I also wonder if some of this play has trickled down to other areas of media. With live musicals becoming such a big part of TV programming, it seems networks are thrilled to have people engage with the shows as camp while they watch them live. (I won't get into Sharknado here.) Aaron Tveit, who's 32 but looks like he's 42, seemed like a particularly old Danny Zuko in Fox's recent Grease: Live and I had several friends making the same joke about how he didn't look like a high school boy. While this doesn't get into the detail of many Star Trek fan narratives, the immediacy of the comments—and that one friend said the actor was actually Zuko's dad who was going back to school like Billy Madison—pointed in the same direction.

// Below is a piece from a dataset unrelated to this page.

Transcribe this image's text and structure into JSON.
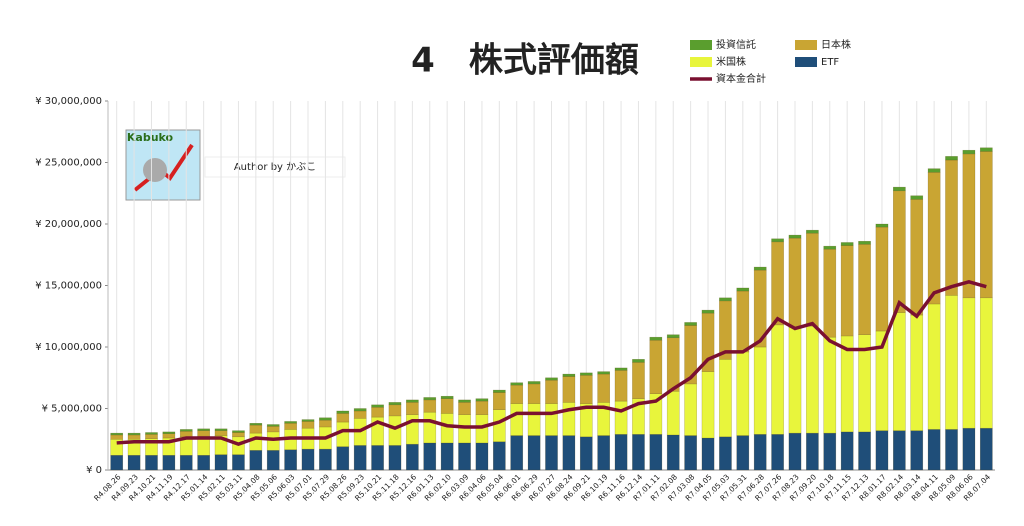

It seems like in this post-TWoP world everyone is able to watch a show, comment on it, keep track of thousands of details, share opinions, and even interact with some of the creators (by tweeting at them) and that this is a much more democratic version of the older models. There is much more interaction and analysis available today than there has ever been. While there is something amazing about a group of devoted fans writing their own versions of unseen scenes, I think there's much more ability to enjoy a show for a wide range of reasons today than there used to be.

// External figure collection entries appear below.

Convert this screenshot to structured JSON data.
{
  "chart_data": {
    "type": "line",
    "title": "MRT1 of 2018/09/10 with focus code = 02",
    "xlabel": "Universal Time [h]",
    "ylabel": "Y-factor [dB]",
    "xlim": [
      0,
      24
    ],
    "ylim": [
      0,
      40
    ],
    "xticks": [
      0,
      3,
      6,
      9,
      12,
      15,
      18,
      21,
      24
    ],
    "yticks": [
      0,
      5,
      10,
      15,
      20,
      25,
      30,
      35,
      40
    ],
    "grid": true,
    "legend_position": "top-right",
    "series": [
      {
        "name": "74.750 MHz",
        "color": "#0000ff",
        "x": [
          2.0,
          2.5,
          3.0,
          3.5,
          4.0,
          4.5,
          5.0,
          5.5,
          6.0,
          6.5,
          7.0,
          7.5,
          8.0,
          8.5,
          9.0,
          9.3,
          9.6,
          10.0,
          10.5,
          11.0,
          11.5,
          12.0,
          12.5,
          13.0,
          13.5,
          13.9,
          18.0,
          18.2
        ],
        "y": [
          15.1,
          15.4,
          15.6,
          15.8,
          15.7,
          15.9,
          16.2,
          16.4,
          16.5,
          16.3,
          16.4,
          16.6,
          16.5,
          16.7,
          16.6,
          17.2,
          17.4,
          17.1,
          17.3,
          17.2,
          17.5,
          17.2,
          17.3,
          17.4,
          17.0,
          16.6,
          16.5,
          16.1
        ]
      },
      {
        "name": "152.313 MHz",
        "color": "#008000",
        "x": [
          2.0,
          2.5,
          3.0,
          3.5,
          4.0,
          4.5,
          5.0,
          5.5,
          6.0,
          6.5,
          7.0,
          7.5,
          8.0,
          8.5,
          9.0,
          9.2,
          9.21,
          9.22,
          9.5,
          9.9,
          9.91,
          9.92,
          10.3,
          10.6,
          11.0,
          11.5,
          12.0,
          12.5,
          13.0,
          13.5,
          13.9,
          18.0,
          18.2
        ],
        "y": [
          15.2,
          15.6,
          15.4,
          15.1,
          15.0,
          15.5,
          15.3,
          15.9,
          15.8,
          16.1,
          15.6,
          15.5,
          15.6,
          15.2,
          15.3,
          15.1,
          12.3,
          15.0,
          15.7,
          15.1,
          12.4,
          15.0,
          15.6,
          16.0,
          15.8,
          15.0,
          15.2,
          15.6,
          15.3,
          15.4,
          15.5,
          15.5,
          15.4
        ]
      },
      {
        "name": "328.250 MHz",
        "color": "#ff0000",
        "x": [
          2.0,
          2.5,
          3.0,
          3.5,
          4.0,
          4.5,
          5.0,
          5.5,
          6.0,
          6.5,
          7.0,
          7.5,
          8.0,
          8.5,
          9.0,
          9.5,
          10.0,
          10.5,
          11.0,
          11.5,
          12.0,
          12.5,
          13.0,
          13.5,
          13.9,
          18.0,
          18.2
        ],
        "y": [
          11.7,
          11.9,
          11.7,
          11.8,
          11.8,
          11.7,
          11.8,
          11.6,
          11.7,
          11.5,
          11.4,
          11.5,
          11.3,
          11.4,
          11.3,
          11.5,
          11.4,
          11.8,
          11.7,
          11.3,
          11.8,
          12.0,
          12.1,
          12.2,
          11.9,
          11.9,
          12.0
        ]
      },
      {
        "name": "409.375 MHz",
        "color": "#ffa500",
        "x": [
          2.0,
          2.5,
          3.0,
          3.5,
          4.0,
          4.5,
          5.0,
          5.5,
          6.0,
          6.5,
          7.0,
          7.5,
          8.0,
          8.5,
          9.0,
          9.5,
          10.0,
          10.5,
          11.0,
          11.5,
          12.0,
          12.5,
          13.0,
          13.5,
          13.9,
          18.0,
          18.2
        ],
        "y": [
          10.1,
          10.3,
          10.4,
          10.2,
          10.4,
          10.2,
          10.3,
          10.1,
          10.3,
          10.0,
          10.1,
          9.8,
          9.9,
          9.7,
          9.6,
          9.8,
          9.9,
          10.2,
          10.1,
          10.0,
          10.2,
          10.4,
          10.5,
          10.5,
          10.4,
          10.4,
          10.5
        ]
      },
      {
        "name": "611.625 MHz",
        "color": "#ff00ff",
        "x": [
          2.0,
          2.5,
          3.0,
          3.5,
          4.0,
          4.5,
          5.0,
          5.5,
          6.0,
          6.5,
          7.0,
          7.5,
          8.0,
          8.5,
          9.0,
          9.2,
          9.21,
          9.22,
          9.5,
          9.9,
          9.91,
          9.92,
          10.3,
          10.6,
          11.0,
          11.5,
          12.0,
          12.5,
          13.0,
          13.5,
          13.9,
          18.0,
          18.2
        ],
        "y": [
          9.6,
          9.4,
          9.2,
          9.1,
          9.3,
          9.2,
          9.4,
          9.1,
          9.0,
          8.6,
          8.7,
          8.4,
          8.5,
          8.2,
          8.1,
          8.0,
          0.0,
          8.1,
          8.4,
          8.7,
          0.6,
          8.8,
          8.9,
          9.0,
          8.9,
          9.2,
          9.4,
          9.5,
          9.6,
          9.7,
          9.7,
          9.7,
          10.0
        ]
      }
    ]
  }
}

  1. Aaron, I really enjoyed your post. I agree that contemporary media is, in many ways, defined by a form of convergence and interactivity that means that we are all on some level engaged in the kind of 'poaching' and paratextual readings Jenkins and Andrejevic write about; the examples of The Guardian and The Huffington Post are especially interesting to me, as they indicate a certain (democratic) collapse of journalistic culture into fan culture (if fan culture can be most broadly defined as a personal, 'unprofessional' engagement with a text explored in a public/shared forum).

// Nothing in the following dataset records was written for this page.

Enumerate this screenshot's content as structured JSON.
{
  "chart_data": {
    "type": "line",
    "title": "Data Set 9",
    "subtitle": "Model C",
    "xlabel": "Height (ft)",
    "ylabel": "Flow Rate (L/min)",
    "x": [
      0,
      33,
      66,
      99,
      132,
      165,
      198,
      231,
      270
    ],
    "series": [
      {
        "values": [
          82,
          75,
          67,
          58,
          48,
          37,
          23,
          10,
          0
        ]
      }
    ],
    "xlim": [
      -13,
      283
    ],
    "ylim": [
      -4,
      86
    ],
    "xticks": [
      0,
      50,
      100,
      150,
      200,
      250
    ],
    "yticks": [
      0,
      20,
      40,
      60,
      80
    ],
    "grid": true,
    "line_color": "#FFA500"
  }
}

    Both Jenkins and Morse last week cite Michel de Certeau in thinking about the structures of public life, and in reading this week's articles as well as your analysis I was reminded of this passage, from de Certeau's 'Walking in the City': "these practitioners [walkers] make use of spaces that cannot be seen...the paths that correspond in this intertwining, unrecognized poems in which each body is an element signed by many others, elude legibility...the networks of these moving, intersecting writings compose a manifold story that has neither author nor spectator, shaped out of fragments of trajectories and alterations of spaces: in relation to representations, it remains daily and indefinitely other” (de Certeau 93).

    The idea of the unseen space and the decentralized text, which in the passage above describes the relation of the city to its (mobile) inhabitant, is interesting both in terms of the ‘unseen’ lives of TV characters like Luke and our own use of mobile technologies to bring our media closer to us as we collectively excavate them of a single or concrete legibility.

    (de Certeau, Michel, trans. Steven Rendall. The Practice of Everyday Life. Berkeley: University of California Press, 1984.)

  2. Aaron, I like your title a lot, and it does remind me of the definition that Jenkins offers in his article. He defines “poaching” as “an impertinent raid on the literary preserve that takes away only those things that seem useful or pleasurable to the reader.” (471) He states that the current definition of a “fan” is not someone who enjoy readings the specific book or watching the particular program over and over again, but someone who “translating the viewing into some type of cultural activist, by sharing feeling and thoughts about the program content with friends, by joining a community of other fans who share common interest. “ (473) In another word, we are all some sorts of the fan under; we are all either creating the related- materials or consuming. We are all stepping into the “participatory culture” from the “spectator culture.” I like the part you mentioned how the network made platforms for the audience to “poach” those textual materials. So instead saying that we are all poachers, one could argue that we are all providers/consumers.